Like so many things, if you want sensible information on this, you have to stop reading the crazy pamphleteering in the hairdresser's waiting room and cast your mind back to the last time you had any formal education about anything.
Strangely, so strange, in fact, that you might think I made this up, but I didn't, at school, we did the menopause not in biology but in home economics. I've batted this around a bit, and unravelled the logic: it's not biological, since this is the point at which your biological function is definitively over. It is anything but biology. But if you think of all that money you save on tampons, it is economical.
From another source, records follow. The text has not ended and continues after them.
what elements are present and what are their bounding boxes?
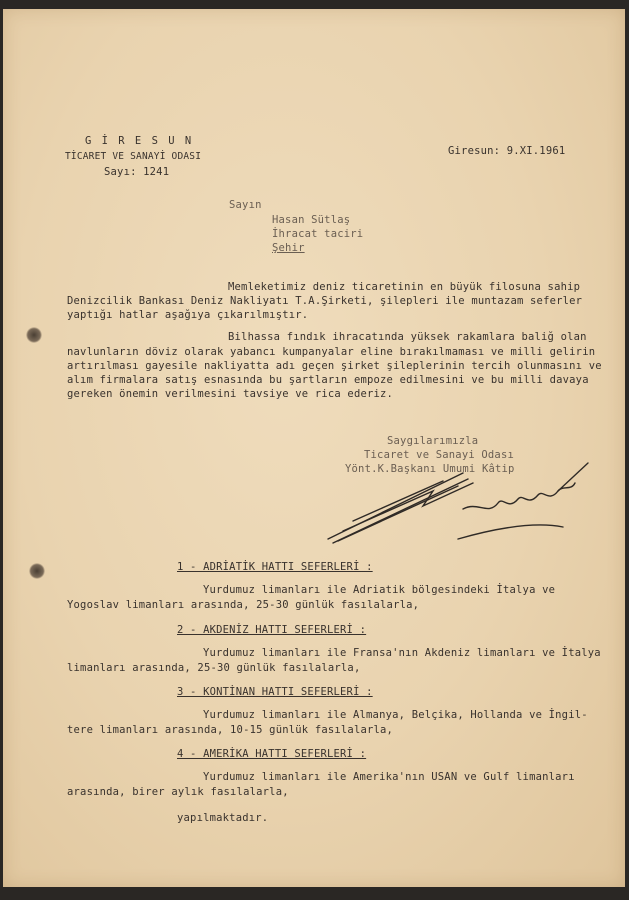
route-line: Yurdumuz limanları ile Adriatik bölgesindeki İtalya ve	[203, 584, 556, 596]
body-line: Bilhassa fındık ihracatında yüksek rakamlara baliğ olan	[228, 331, 587, 343]
document-page	[3, 9, 625, 887]
letterhead-city: G İ R E S U N	[85, 135, 194, 147]
route-line: tere limanları arasında, 10-15 günlük fasılalarla,	[67, 724, 394, 736]
body-line: gereken önemin verilmesini tavsiye ve rica ederiz.	[67, 388, 394, 400]
recipient-place: Şehir	[272, 242, 305, 254]
route-line: Yurdumuz limanları ile Amerika'nın USAN ve Gulf limanları	[203, 771, 575, 783]
closing-org: Ticaret ve Sanayi Odası	[364, 449, 514, 461]
route-heading: 1 - ADRİATİK HATTI SEFERLERİ :	[177, 561, 373, 573]
route-line: Yurdumuz limanları ile Almanya, Belçika, Hollanda ve İngil-	[203, 709, 588, 721]
letter-date: Giresun: 9.XI.1961	[448, 145, 566, 157]
route-line: Yogoslav limanları arasında, 25-30 günlük fasılalarla,	[67, 599, 420, 611]
signature	[313, 461, 593, 551]
route-heading: 4 - AMERİKA HATTI SEFERLERİ :	[177, 748, 367, 760]
route-heading: 2 - AKDENİZ HATTI SEFERLERİ :	[177, 624, 367, 636]
body-line: Denizcilik Bankası Deniz Nakliyatı T.A.Şirketi, şilepleri ile muntazam seferler	[67, 295, 583, 307]
punch-hole-bottom	[29, 563, 45, 579]
body-line: yaptığı hatlar aşağıya çıkarılmıştır.	[67, 309, 309, 321]
reference-number: Sayı: 1241	[104, 166, 170, 178]
body-line: alım firmalara satış esnasında bu şartların empoze edilmesini ve bu milli davaya	[67, 374, 589, 386]
punch-hole-top	[26, 327, 42, 343]
body-line: Memleketimiz deniz ticaretinin en büyük filosuna sahip	[228, 281, 581, 293]
salutation: Sayın	[229, 199, 262, 211]
body-line: navlunların döviz olarak yabancı kumpanyalar eline bırakılmaması ve milli gelirin	[67, 346, 596, 358]
route-line: Yurdumuz limanları ile Fransa'nın Akdeniz limanları ve İtalya	[203, 647, 601, 659]
closing-line: yapılmaktadır.	[177, 812, 269, 824]
recipient-name: Hasan Sütlaş	[272, 214, 351, 226]
closing-regards: Saygılarımızla	[387, 435, 479, 447]
recipient-title: İhracat taciri	[272, 228, 364, 240]
closing-roles: Yönt.K.Başkanı Umumi Kâtip	[345, 463, 515, 475]
body-line: artırılması gayesile nakliyatta adı geçen şirket şileplerinin tercih olunmasını ve	[67, 360, 602, 372]
route-line: limanları arasında, 25-30 günlük fasılalarla,	[67, 662, 361, 674]
letterhead-org: TİCARET VE SANAYİ ODASI	[65, 151, 202, 162]
route-line: arasında, birer aylık fasılalarla,	[67, 786, 289, 798]
route-heading: 3 - KONTİNAN HATTI SEFERLERİ :	[177, 686, 373, 698]
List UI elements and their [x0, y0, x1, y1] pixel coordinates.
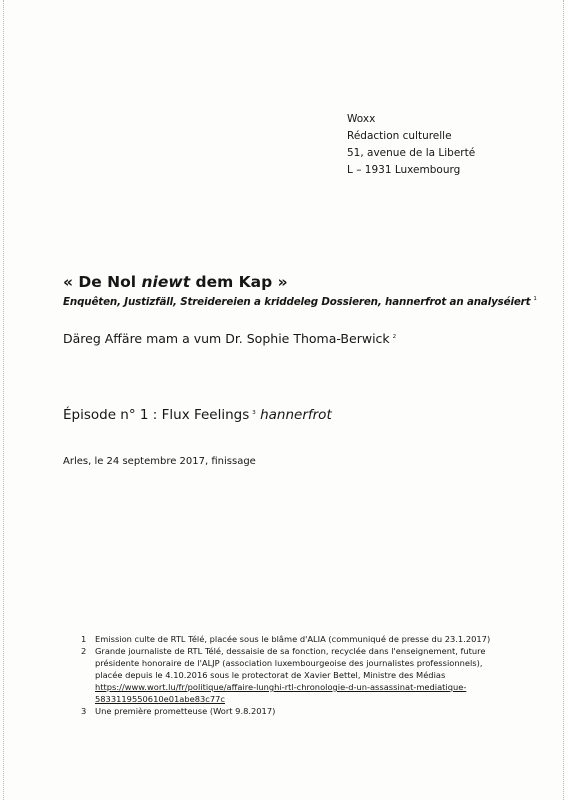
recipient-address	[347, 111, 475, 179]
byline-text: Däreg Affäre mam a vum Dr. Sophie Thoma-Berwick	[63, 331, 390, 346]
footnote-text	[95, 645, 503, 705]
byline	[63, 331, 396, 346]
title-italic: niewt	[141, 273, 191, 291]
episode-heading	[63, 407, 332, 423]
title-suffix: dem Kap »	[190, 273, 288, 291]
footnote-text	[95, 633, 503, 645]
footnote-link[interactable]: 5833119550610e01abe83c77c	[95, 694, 225, 704]
address-line: 51, avenue de la Liberté	[347, 147, 476, 159]
footnote-line: présidente honoraire de l'ALJP (association luxembourgeoise des journalistes professionnels),	[95, 658, 483, 668]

Anyway, in consequence, we didn't get the goods on hormones released or suspended, on side- or knock-on effects, on anything at all, really, but she did (Mrs Roach) tell us this much (I'm kind of paraphrasing, but I think it's accurate enough to go in inverted commas): "It's God's little joke that a lot of mums get their change at the same time as you girls are going through your business, so with all those hormones flying around the house, it's no wonder that tempers can get a bit frayed."
"A bit frayed?" I thought. "A little bit poxing frayed? Is this woman mad? My house is a cauldron! The atmosphere is green with poison! There are frogs and bats lying belly up!" (I was very keen on emphasis in my youth.) As it turned out, that wasn't my mother at all, her menopause was years off.
Oh yeah, I've just remembered one more piece from the jigsaw-puzzle of my knowledge. You probably aren't meant to lob your mother's biological trajectory into the public forum. Not without asking her, and I know for a fact she's not in. "Well, call her on the mobile," I hear you say, in which case, you have clearly never heard of the Nokia Corkscrew, which is the mobile phone post-menopausal women have but never take out with them, instead keeping it in the cutlery drawer, in case you want to call their knives and forks.
Anyway, I return to the point. I was born in August. Some of you probably were as well. This means we can expect our menopause in... ooh ... not for ages. They'll probably have invented a cure for it by then.